SEFFNER, Fla. -- Lazy Days RV SuperCenter announced today in its 10-Q quarterly report for the period ended Sept. 30, 2008 that it elected not to make the interest payment that was due and payable today to holders of its senior notes.
Under the governing indenture for these notes, Lazydays has a 30-day grace period before the failure to pay interest becomes an event of default. During this grace period, the company intends to engage in discussions with holders of its senior notes to restructure its long term debt to improve its liquidity or modify its requirements for liquidity while respecting the interests of all parties.
Lazydays is taking this action in order to insure the long-term viability of the company through what is anticipated to be a protracted downturn in the market for recreational vehicles. The negative trends in this market have been exacerbated by a significant reduction in the extension of credit to consumers for the purchase of recreational vehicles, and the uncertainties associated therewith. The company is currently in compliance with all covenants associated with its lenders. Lazydays’ floor plan lenders have been apprised of this course of action and have agreed to continue to honor their credit agreements with the company.
“We have the financial resources to run our operations as we normally would as we approach our selling season. Our primary concern is the outlook for the medium and long-term should RV sales remain depressed for a protracted period. Rather than wait for such a situation and have to respond in a reactionary way, we have elected to be pro-active and address these important issues with our bondholders at this time,” said Randy Lay, chief financial officer for Lazydays.

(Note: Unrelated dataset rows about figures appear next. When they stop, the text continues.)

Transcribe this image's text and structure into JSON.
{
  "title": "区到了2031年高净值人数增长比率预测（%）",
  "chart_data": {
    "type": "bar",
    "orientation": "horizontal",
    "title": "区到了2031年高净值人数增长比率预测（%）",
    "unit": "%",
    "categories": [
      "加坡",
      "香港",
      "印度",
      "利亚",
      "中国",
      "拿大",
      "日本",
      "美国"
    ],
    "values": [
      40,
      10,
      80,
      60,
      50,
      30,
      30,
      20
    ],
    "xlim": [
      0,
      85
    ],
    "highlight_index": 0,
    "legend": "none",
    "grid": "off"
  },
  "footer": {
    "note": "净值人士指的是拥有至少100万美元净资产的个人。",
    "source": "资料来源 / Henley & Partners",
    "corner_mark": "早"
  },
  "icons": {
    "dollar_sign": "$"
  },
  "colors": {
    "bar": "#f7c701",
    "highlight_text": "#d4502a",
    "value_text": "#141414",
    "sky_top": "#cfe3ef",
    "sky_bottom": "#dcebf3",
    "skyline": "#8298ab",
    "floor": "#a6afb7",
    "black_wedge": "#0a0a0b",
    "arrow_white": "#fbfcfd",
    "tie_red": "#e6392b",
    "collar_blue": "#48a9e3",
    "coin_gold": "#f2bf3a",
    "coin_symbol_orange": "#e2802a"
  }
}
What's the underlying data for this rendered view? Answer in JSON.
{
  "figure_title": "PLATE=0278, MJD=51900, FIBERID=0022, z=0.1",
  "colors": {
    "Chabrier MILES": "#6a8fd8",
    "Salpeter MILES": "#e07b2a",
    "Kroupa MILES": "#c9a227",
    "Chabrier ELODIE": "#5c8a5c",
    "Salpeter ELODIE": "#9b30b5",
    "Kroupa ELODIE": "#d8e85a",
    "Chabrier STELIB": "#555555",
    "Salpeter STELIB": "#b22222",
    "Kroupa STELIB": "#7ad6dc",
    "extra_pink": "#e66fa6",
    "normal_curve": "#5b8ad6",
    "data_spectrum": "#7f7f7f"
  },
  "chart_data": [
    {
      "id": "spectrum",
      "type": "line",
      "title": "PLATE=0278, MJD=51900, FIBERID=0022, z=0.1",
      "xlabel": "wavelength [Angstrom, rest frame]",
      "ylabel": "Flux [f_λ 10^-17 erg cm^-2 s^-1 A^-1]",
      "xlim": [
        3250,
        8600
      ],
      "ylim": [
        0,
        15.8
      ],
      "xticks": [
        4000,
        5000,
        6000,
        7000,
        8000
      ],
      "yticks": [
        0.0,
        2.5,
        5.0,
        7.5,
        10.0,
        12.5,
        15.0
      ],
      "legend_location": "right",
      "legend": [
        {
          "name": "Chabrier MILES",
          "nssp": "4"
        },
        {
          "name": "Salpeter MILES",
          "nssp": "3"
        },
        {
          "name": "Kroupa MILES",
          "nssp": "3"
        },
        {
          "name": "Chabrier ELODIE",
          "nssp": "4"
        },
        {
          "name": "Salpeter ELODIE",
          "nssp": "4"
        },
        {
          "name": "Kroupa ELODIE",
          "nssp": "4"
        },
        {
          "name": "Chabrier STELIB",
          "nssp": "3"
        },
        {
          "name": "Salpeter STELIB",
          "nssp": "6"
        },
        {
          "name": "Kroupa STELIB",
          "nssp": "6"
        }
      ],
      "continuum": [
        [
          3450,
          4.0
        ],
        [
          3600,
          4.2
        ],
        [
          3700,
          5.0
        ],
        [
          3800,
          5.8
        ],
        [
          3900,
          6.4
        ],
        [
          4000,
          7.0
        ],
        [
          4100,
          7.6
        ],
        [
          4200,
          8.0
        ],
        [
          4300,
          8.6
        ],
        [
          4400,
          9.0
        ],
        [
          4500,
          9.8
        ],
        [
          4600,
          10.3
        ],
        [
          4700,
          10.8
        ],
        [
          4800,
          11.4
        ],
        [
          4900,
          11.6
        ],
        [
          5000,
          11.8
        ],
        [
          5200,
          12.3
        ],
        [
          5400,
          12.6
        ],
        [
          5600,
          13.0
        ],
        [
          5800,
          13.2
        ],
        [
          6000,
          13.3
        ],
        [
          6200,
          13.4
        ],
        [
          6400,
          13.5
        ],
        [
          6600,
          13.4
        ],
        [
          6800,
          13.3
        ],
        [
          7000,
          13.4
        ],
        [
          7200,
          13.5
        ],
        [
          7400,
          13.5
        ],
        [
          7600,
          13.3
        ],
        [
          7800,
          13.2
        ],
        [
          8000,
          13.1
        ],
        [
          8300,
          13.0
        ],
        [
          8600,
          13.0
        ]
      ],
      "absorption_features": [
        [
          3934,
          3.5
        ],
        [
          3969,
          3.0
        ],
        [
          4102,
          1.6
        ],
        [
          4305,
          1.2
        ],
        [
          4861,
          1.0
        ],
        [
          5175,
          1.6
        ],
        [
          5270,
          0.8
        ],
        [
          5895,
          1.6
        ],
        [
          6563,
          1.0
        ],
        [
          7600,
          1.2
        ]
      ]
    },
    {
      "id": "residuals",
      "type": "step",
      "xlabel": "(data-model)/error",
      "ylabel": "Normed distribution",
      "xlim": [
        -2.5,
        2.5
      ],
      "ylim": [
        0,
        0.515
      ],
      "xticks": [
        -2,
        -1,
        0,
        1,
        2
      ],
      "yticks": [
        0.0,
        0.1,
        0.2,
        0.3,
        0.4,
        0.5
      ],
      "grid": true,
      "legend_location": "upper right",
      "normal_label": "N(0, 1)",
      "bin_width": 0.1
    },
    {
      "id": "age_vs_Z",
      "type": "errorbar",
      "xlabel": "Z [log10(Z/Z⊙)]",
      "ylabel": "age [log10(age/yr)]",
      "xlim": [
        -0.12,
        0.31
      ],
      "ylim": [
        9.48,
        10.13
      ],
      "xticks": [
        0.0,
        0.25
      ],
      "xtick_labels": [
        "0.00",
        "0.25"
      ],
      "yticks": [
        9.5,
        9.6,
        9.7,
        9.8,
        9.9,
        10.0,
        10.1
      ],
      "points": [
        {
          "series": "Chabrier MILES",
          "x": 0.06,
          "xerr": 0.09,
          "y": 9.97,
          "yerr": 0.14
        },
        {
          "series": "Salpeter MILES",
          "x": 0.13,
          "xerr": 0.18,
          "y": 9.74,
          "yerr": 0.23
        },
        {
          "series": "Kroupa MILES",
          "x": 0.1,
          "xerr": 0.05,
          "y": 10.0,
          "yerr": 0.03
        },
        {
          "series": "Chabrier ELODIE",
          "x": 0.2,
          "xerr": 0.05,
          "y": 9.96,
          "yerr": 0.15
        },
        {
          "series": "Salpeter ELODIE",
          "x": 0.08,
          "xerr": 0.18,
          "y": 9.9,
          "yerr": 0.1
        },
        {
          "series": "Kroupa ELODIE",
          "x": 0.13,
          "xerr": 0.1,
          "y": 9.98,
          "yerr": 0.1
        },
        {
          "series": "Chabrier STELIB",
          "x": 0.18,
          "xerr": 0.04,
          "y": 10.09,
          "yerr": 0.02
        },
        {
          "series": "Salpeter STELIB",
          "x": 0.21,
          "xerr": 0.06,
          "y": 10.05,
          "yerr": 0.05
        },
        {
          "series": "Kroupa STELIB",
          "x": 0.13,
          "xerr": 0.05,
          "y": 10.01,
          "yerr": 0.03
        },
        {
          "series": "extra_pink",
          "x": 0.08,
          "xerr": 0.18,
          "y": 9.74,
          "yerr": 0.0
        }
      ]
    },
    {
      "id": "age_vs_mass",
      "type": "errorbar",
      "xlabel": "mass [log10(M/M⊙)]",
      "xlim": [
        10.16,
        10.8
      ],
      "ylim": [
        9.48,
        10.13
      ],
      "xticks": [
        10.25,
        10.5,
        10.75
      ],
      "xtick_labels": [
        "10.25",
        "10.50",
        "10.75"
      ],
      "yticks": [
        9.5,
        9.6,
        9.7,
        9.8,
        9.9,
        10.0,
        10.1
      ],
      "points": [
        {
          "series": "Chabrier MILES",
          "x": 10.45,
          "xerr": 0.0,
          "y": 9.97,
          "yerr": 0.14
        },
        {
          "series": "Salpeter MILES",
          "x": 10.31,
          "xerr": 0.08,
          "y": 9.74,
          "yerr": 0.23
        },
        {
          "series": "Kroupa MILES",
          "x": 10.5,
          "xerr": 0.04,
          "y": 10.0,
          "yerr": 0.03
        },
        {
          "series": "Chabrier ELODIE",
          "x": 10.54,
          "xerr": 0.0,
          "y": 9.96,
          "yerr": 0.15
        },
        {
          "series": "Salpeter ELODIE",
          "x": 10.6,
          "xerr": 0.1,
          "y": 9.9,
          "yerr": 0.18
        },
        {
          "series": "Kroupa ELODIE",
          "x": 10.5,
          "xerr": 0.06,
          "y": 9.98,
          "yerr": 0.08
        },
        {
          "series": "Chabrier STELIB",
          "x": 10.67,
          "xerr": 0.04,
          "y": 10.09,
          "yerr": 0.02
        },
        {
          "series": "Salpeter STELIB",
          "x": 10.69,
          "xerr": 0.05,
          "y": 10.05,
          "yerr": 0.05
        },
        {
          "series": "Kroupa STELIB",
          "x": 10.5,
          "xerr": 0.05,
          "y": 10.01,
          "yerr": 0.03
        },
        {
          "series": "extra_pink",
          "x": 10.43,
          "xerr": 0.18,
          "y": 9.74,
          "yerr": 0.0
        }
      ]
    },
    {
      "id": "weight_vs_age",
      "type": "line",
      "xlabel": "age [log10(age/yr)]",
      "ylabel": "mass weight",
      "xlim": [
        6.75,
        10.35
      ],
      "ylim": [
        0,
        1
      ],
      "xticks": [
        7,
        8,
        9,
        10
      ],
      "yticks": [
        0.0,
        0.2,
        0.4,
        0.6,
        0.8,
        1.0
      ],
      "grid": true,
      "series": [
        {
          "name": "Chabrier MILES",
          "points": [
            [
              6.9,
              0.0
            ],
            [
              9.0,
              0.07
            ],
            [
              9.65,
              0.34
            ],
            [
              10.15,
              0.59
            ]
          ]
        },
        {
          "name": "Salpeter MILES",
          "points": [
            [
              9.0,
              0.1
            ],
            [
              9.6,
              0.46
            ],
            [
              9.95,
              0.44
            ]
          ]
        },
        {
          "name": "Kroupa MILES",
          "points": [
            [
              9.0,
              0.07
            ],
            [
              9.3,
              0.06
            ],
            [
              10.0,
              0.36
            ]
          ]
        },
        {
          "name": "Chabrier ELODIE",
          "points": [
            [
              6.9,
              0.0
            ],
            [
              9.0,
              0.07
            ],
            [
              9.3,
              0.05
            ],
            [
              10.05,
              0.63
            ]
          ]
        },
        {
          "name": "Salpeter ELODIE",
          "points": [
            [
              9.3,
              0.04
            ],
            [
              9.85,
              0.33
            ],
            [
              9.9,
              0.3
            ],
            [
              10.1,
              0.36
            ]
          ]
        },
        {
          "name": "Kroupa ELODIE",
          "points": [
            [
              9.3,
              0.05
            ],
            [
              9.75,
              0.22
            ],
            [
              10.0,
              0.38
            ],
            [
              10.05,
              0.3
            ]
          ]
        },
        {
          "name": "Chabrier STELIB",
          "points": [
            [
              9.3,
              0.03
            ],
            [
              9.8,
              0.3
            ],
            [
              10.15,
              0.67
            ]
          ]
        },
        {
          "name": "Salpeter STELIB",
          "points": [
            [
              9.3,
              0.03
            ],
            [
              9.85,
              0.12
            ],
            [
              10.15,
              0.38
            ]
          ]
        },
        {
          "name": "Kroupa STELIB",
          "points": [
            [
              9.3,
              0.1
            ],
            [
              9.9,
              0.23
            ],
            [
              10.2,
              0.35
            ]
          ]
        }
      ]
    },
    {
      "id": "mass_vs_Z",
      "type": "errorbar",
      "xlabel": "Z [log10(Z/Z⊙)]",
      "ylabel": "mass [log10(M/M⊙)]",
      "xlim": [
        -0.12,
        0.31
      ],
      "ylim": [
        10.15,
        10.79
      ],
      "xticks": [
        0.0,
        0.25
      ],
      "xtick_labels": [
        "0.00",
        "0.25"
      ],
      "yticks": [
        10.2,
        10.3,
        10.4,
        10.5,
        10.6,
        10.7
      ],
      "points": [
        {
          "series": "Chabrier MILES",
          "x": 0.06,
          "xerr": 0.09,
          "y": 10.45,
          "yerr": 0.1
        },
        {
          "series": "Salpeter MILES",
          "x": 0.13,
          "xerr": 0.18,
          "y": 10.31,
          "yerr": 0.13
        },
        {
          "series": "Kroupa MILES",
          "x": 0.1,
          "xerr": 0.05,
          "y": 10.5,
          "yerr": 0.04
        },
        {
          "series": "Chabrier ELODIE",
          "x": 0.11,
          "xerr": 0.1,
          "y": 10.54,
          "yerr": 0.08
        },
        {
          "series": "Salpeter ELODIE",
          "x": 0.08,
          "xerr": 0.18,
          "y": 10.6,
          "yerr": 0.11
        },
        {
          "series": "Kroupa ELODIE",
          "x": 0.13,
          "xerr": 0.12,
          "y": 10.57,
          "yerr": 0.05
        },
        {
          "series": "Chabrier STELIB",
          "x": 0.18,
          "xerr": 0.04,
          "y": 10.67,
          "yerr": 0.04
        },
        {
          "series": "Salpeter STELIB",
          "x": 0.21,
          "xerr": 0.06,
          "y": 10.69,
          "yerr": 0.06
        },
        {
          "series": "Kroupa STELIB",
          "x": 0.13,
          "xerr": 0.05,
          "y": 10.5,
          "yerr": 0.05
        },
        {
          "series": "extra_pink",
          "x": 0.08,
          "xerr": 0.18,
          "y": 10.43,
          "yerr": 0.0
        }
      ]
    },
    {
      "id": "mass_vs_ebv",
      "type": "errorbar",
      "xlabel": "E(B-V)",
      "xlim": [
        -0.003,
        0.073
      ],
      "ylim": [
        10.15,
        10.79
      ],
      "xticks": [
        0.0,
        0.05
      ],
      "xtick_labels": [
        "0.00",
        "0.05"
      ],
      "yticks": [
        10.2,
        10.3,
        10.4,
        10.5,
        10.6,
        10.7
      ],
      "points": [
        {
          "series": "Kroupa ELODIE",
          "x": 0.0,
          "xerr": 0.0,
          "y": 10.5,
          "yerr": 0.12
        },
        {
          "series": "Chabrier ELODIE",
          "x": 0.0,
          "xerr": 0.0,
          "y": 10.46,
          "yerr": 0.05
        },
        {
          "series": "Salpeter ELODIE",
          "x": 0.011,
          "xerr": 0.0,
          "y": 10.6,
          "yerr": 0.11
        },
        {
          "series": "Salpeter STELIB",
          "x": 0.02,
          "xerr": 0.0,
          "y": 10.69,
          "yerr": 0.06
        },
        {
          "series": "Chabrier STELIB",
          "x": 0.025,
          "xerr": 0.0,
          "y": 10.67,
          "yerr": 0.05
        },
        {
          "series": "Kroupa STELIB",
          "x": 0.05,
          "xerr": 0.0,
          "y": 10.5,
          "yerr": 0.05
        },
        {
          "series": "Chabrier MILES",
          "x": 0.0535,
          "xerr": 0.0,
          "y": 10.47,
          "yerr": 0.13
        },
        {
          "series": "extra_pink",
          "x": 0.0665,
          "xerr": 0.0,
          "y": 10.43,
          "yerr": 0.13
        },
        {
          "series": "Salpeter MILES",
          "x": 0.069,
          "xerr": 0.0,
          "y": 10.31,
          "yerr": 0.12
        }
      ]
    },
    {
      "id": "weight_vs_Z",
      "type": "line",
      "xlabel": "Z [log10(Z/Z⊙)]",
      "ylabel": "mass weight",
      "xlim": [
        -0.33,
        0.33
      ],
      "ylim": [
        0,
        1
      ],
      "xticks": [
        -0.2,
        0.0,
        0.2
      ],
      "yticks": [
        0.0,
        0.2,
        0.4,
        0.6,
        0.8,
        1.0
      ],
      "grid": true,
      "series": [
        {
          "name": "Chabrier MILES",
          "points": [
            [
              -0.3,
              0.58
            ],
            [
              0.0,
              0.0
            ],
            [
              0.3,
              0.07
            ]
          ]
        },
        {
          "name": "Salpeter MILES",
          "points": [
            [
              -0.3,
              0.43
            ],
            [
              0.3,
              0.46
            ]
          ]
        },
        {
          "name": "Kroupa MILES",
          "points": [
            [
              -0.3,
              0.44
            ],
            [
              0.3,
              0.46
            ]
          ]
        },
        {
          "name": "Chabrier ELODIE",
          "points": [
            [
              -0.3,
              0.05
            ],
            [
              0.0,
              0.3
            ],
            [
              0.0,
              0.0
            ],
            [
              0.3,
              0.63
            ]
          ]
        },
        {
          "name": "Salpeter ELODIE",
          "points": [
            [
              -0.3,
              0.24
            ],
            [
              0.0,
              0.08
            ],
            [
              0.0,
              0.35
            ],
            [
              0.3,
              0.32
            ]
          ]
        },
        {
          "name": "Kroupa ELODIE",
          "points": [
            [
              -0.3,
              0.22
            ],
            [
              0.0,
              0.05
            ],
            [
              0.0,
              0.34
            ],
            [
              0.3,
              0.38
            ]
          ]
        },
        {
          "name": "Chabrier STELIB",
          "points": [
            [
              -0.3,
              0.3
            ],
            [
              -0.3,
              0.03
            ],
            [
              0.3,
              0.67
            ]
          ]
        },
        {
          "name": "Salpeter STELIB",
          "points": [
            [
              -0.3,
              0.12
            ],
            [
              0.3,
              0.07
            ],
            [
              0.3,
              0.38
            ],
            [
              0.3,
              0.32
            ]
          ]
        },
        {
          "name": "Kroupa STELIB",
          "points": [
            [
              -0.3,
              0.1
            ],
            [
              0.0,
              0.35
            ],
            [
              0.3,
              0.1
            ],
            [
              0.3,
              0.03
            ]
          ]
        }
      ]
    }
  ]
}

This year Lazydays has implemented a number of initiatives across all of its business segments to significantly reduce its operating costs in response to the persistent downturn in the RV industry and the overall economy. These measures included reducing employee headcount by 200 people, or 30 percent, eliminating all non-essential spending, and implementing efficient purchasing processes across all segments of the business. While these measures have had a very positive impact on the Company’s cash flow, they did not address the company’s fixed interest costs.
Despite the challenges Lazydays has faced this year, operating expenses have been significantly reduced without diminishing customer service. Also, the company has grown its national and Florida market share in all four of the RV product categories that it sells. John Horton, Lazydays CEO, issued the following statement to the Company’s stakeholders: “I do not anticipate that our efforts to restructure our long-term debt will have any impact on our Company’s ability to take great care of our customers as we have done for the past 32 years.”